It can hardly have escaped the attention of superannuation fund executives and trustees that the tax concessional status of superannuation has made the industry a target for economists and others pursuing agendas associated with rapidly reducing the size of the Budget deficit. 

The arguments being mounted by these various economists and commentators is that the tax being foregone by the Government on superannuation amounts to nearly $40 billion a year and they quote Treasury figures to sustain this argument. 

It is worth noting that these arguments were proferred by the economists and commentators both before and after the handing down of the Federal Budget and that as public outrage mounted over cuts to particular welfare programs it was argued that superannuation was escaping unscathed. 

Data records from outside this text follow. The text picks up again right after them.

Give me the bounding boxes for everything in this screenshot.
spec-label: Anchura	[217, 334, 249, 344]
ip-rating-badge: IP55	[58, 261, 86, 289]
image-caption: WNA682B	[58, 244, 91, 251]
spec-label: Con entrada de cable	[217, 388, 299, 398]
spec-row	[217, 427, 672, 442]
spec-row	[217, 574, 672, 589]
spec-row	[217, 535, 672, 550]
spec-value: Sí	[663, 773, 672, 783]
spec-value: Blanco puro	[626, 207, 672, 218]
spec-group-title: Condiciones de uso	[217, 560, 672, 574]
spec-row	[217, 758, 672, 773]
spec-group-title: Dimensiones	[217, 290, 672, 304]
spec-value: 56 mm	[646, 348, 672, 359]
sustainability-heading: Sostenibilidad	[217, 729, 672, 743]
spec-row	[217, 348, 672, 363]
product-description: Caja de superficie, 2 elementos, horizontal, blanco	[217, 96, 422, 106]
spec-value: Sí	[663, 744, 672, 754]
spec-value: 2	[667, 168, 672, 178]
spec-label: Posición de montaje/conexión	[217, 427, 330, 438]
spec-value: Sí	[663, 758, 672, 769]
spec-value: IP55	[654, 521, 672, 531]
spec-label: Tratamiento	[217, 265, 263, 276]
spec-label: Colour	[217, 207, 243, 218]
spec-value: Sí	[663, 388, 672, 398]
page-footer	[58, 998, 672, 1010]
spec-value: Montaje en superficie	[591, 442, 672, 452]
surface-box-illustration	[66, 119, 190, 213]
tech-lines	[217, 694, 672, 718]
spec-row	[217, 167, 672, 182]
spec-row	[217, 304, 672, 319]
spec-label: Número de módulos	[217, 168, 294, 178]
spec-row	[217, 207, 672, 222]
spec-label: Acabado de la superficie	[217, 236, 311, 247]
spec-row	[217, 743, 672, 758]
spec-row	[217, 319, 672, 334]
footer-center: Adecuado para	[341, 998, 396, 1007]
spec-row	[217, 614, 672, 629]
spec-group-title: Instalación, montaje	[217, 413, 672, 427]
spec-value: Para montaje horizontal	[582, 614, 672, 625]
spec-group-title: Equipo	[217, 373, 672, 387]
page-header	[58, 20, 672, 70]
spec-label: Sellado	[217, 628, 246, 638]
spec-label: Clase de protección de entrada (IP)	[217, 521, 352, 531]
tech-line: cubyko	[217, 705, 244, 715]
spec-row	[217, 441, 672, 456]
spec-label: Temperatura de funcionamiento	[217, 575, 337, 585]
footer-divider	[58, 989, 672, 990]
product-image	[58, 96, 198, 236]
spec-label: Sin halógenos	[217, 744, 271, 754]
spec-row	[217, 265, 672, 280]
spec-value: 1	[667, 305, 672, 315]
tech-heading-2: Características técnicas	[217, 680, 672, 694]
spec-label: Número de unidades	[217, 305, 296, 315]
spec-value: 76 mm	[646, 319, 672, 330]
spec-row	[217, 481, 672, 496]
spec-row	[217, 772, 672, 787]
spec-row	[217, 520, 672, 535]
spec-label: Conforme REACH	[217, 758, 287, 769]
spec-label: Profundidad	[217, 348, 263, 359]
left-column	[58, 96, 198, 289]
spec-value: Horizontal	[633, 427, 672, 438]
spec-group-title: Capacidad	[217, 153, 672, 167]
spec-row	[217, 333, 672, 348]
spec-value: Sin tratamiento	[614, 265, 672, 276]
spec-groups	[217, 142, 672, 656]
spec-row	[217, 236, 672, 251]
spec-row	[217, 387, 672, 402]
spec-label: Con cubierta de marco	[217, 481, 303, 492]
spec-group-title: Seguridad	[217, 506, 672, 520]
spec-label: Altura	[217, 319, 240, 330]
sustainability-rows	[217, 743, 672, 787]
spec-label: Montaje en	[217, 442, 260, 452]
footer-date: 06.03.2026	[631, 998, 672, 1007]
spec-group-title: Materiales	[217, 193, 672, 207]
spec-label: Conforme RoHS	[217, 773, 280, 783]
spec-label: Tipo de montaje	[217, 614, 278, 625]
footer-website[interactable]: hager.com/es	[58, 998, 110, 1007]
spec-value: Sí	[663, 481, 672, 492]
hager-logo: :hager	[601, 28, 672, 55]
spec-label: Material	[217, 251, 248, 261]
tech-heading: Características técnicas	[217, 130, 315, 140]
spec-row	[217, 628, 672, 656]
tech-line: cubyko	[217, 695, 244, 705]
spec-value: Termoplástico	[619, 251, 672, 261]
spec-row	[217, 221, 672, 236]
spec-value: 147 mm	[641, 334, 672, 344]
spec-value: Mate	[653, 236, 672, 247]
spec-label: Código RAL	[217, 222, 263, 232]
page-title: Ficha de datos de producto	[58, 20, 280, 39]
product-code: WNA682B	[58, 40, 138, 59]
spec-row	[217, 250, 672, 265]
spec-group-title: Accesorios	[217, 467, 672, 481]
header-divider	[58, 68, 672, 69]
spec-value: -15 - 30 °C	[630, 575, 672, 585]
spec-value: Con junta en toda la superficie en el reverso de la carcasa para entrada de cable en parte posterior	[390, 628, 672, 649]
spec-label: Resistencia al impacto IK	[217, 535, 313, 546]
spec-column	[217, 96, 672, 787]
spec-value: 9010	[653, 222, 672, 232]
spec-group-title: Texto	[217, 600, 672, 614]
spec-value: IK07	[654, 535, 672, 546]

In political terms, it seems entirely likely that the Australian superannuation industry should accept that its sheer size will make it an ongoing target for critics pursuing particular agendas, including some very senior public servants within the Federal Treasury. 

However accepting the prosecution of a particular agenda is not the same as accepting the validity of that agenda - something which was recently made clear by former senior adviser to former Prime Minister and Treasurer, Paul Keating, Dr Don Russell. 

Addressing a recent Super Review Post-Retirement and Ageing Forum, Russell strongly counter-punched the notion that providing tax concessions to superannuation could be directly translated into foregone revenue on the part of the Government. 

Rather, Russell argues that in the absence of tax concessionality, there is a strong likelihood that Australia’s superannuation guarantee regime would cease to exist and it follows that in some circumstances the Budget savings extracted become illusory. 

Russell quite rightly points out that the superannuation guarantee grew out of the belief that the public purse could not fund the aspirations of the baby boomers and that self provision (in the form of superannuation) would lift national saving, break an entitlement attitude to retirement income, provide a better framework to handle higher health costs and develop a deeper and more efficient capital market. 

What the tax concessionality critics seem to miss in their arguments is that the Australian superannuation regime has, in fact, achieved most of its original objectives and that its few failings, such as relieving pressure on the age pension, have arguably been owed to poor policy communication by successive Governments. 

As Russell rightly points out, Australians have participated in the superannuation guarantee, effectively tying up 9.25 per cent of their salary until they are 60 because of the tax attractiveness of the proposition. 

“The community won’t agree to lock up 9-12 per cent of their income each year for 30-40 years and have the Government determine how they get it back without tax preference,” he said. “People have deferred current consumption for a better retirement.” 

It seems probable that those who continue to question the validity of providing tax concessions to superannuation contributions have not considered the long-run consequences of removing those benefits. 

Cynical superannuation fund executives and trustees might also care to reflect that at least some of those senior public servants within Treasury who have so readily sought to question the validity of providing superannuation tax concessions are, themselves, members of the generous (but now closed) defined benefits public sector superannuation scheme.